Além do caso do ministro do Turismo, outro alvo de suspeitas sobre a aplicação irregular de recursos públicos foi o deputado federal pernambucano Luciano Bivar, presidente do PSL, partido pelo qual Jair Bolsonaro se elegeu presidente.
Duas funcionárias do PSL, Maria de Lourdes Paixão e Érika Santos, receberam respectivamente R$ 400 mil e R$ 250 mil do PSL. Paixão, que teve apenas 274 votos, informou em sua prestação de contas naquele ano que gastou 95% do dinheiro em uma única gráfica.
A PF fez buscas em endereços de Bivar e na sede do partido no Recife em outubro passado.
Outro caso envolve a suplente de deputada federal Maria Aparecida dos Santos, mãe do fundador do PROS, Eurípedes Macedo Júnior. Ela teve o diploma cassado no Tribunal Regional Eleitoral de Goiás no fim do ano passado após não apresentar documentação comprovando a destinação dos recursos do fundo.
Acusada de pagar despesas até de uma aeronave com esse dinheiro, pela decisão, ela terá que devolver R$ 1,2 milhão.
Em novembro passado, a PF deflagrou operação contra Sonia Alves, uma ex-candidata a deputada estadual do DEM no Acre que recebeu R$ 240 mil do diretório nacional da sigla, mas teve apenas seis votos.
O TSE (Tribunal Superior Eleitoral) fala que a melhor maneira de coibir esse tipo de desvio das verbas públicas é ampliando o trabalho das áreas de inteligência da Justiça Eleitoral, que incluem a análise das prestações de contas entregues por partidos e candidatos.
Técnicos da corte eleitoral, que organiza as eleições, atuam cruzando as informações das receitas e despesas dos candidatos com bases de dados públicas, em busca de indícios de movimentações atípicas que podem apontar irregularidades.
Assim, essa área técnica, por exemplo, analisa junto a informações da Receita a capacidade de serviço de empresas incluídas na lista de fornecedores, verifica se cabos eleitorais estão em bases de dados de pessoas que morreram e cruza os valores de notas fiscais eletrônicas com despesas com prestadores de serviço.
Outros focos são empresas de dirigentes partidários suspeitas de receber recursos dos candidatos e a checagem da movimentação bancária das candidaturas.
Se houver indícios de irregularidades, os técnicos comunicam as autoridades locais, como o Ministério Público, que podem, por exemplo, abrir investigação e pedir diligências para a polícia.
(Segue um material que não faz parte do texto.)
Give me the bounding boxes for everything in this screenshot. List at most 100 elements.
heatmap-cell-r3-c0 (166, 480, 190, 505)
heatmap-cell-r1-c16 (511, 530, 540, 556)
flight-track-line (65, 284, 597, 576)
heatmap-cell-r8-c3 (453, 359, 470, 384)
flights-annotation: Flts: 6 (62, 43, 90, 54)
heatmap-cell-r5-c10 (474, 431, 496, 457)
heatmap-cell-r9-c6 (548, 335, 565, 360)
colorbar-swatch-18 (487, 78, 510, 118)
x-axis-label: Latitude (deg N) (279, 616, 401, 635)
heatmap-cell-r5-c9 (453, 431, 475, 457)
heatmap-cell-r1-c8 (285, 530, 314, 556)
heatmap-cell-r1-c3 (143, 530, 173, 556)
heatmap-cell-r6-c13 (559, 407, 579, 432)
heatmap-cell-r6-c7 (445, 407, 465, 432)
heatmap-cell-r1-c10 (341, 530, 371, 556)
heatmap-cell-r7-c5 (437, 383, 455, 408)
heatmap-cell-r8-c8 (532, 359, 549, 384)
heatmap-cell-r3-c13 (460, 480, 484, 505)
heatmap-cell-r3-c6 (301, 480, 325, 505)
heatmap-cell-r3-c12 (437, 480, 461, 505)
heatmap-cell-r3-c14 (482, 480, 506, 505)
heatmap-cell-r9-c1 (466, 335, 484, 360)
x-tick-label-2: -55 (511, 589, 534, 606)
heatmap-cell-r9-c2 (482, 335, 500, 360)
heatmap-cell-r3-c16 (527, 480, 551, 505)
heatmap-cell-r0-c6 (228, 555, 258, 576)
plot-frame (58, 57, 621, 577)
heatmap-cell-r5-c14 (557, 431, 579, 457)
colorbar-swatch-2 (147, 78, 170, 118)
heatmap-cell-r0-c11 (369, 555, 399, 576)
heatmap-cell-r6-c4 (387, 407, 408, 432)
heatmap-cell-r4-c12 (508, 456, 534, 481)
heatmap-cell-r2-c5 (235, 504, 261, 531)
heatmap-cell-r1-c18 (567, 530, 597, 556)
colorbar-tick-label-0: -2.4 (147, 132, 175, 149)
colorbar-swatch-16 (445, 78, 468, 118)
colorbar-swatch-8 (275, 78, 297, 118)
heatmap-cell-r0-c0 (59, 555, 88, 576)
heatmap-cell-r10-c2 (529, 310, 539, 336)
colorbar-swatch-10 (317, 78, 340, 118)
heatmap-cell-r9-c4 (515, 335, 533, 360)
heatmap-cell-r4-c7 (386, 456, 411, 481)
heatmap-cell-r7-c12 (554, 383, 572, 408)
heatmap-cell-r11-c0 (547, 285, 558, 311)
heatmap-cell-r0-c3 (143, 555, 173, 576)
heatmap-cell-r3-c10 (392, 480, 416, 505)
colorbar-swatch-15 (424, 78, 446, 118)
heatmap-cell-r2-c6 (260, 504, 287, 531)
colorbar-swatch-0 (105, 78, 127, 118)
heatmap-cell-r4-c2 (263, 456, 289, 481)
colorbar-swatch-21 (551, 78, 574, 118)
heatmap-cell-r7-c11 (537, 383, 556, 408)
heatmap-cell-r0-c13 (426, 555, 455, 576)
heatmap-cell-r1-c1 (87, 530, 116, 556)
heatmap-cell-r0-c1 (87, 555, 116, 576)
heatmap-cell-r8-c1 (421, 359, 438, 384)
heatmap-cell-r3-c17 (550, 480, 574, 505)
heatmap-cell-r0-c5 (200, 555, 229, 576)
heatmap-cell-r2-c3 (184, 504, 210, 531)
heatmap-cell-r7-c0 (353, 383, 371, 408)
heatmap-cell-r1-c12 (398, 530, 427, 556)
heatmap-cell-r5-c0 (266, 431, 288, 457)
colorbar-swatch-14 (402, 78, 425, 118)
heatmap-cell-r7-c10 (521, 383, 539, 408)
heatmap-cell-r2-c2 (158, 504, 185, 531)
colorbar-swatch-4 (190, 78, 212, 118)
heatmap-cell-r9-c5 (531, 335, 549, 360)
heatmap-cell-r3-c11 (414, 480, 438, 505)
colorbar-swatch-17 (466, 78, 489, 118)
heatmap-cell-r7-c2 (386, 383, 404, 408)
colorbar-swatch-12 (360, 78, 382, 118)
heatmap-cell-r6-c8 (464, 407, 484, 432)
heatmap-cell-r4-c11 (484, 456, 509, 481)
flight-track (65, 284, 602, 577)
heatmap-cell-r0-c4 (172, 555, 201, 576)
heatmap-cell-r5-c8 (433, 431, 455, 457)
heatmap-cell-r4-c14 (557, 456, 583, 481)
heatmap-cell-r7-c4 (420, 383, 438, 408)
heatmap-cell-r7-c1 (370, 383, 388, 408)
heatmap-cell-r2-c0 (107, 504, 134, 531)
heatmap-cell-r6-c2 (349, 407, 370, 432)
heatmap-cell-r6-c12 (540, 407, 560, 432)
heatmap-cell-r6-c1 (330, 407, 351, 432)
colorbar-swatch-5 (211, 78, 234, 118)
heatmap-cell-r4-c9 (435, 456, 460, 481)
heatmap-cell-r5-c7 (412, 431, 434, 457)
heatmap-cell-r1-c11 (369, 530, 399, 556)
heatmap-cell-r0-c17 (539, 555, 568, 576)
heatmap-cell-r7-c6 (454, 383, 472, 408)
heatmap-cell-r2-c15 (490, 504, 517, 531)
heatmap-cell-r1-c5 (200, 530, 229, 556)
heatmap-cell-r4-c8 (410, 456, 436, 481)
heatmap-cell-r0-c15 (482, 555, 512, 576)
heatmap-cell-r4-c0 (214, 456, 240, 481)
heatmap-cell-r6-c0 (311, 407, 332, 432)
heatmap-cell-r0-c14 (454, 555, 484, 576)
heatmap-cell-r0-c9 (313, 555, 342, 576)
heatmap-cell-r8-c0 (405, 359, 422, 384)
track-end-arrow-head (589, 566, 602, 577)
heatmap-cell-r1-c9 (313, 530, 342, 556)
Eron Pessoa, que é responsável pela assessoria de exame de contas eleitorais e partidárias do TSE, diz que, diante da “magnitude da eleição e os valores envolvidos”, é preciso direcionar a fiscalização por meio do trabalho de inteligência.
“É o maior montante da história das eleições desde a redemocratização do país. Isso acaba gerando um fluxo de documentos e de dados muito grande para a fiscalização da regularidade do gasto. Aumenta na mesma proporção”.